Fest steht: Bossing und Union Busting gefährden die individuelle Gesundheit, die Menschenrechte und die Demokratie. Es ist wichtig, dieses Vorgehen von Geschäftsführungen in der Öffentlichkeit anzuprangern.
Ein kleiner Etappensieg konnte durch die Öffentlichkeitsarbeit der vergangen Jahre erzielt werden: Nach §119 Betriebsverfassungsgesetz ist die Behinderung von Betriebsräten bisher ein Antragsdelikt, das mit Gefängnis geahndet werden kann – aber sie wurde nur verfolgt, wenn Betriebsräte oder Gewerkschaften Anzeige erstatteten.
Laut Ampelkoalitionsvertrag soll sich das nun ändern: «Die Behinderung der demokratischen Mitbestimmung stufen wir künftig als Offizialdelikt ein», steht dort geschrieben. Das heißt: Dann müssen die Staatsanwaltschaften gegen Arbeitgeber ermitteln, sobald ihnen z.B. ein Fall der Vereitelung oder Manipulation von Betriebsratswahlen, der Behinderung der Gremienarbeit oder der Bevor- oder Benachteiligung von BR-Mitgliedern aufgrund ihrer Funktion bekannt wird.
Die Wirksamkeit dieses Gesetzesvorhabens wird natürlich stark von der personellen und finanziellen Ausstattung der Institutionen abhängen, die mit der Erfassung und Verfolgung dieser Offizialdelikte befasst sind.
Zentral ist aber nicht die juristische Auseinandersetzung, sondern die Gegenwehr im Betrieb. Und zwar nicht nur im Rahmen der Gremienarbeit eines Betriebsrats. Es geht auch darum, die Belegschaft jenseits der Betriebsratsarbeit mitzunehmen und zu organisieren, etwa in Form von Betriebsgruppen und gewerkschaftlichen Vertrauensleutekörpern.

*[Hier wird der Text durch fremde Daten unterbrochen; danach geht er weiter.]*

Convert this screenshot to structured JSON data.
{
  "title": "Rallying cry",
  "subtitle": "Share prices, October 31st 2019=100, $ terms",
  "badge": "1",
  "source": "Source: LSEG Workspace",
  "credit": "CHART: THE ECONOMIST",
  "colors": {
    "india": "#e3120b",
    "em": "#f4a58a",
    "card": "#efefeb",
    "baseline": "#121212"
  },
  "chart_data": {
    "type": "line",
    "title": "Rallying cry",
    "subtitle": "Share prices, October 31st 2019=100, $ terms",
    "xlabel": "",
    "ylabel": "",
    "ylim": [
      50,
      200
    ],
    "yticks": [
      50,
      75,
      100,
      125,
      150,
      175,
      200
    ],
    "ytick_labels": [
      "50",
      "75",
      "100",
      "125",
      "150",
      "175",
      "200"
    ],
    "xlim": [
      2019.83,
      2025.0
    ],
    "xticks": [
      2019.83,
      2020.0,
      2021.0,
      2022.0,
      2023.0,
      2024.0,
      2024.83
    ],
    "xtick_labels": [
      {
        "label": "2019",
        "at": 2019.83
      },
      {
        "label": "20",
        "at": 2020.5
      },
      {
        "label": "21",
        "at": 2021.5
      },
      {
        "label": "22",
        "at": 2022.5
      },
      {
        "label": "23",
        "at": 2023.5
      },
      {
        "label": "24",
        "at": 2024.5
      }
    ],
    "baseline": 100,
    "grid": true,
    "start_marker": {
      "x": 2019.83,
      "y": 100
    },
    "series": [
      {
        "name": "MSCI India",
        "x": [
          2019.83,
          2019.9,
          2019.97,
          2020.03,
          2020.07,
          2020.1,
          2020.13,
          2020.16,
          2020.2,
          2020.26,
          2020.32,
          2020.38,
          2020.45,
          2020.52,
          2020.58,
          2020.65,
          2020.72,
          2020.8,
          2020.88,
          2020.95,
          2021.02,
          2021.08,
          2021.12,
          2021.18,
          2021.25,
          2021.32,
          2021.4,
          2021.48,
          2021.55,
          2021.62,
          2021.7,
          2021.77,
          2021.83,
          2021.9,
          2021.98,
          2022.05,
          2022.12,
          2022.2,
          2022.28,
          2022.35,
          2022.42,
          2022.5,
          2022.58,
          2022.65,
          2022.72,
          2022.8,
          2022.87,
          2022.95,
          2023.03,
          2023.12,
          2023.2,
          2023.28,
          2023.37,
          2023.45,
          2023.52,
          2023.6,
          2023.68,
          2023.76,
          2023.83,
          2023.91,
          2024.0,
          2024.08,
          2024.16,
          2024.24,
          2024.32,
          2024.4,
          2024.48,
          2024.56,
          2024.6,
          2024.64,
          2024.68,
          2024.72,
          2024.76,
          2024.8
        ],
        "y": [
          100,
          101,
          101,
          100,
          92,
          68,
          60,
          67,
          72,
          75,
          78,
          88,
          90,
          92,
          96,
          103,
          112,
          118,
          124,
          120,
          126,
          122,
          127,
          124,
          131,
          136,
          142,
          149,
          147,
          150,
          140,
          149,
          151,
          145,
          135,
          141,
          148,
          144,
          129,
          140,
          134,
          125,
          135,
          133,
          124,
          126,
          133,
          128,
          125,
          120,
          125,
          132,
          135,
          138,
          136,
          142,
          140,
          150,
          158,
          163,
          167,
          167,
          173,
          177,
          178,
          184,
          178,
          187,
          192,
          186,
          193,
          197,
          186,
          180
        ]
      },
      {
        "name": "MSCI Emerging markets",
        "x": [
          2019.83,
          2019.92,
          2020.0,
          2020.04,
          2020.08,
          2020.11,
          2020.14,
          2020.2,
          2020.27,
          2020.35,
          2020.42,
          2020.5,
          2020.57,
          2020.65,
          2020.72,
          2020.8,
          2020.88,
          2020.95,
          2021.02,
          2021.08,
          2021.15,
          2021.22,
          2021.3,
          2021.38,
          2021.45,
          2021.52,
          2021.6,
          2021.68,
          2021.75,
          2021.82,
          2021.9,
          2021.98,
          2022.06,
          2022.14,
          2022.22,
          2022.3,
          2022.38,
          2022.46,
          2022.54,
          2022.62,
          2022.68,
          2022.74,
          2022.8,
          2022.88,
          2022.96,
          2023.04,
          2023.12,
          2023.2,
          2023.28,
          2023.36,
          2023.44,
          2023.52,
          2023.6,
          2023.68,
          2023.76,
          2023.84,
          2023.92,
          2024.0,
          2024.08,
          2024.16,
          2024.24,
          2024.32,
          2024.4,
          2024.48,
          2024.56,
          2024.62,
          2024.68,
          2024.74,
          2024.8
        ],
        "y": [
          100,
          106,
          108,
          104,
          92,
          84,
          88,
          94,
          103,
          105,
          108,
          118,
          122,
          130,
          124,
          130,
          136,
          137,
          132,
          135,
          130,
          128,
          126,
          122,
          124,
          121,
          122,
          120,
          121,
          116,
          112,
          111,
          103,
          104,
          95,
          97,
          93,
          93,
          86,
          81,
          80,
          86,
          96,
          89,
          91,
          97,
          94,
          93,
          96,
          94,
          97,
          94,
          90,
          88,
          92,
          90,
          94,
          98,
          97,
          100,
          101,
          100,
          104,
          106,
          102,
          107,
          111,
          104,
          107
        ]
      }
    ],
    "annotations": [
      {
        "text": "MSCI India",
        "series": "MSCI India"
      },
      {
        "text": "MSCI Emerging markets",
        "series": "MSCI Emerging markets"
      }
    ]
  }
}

Dass sich die betriebliche Organisierung lohnt, dafür gibt es auch aktuelle Beispiele: Die Wikus-GmbH, Europas größter Produzent von Metallsägen für Anwender aus der Stahlbranche mit mehr als 500 Beschäftigten, war sechzig Jahre lang ohne Betriebsrat und ohne Tarifvertrag. Die Geschäftsführer hatten sogar die berüchtigte Anwaltskanzlei Schreiner & Partner angeheuert. Genützt hat es ihr nichts: Nach einer Massenkündigung 2020 und anschließenden Stellenausschreibungen gründete sich ein Vertrauenskörper der IG Metall, wenige Monate später folgte die außerturnusmäßige Betriebsratswahl.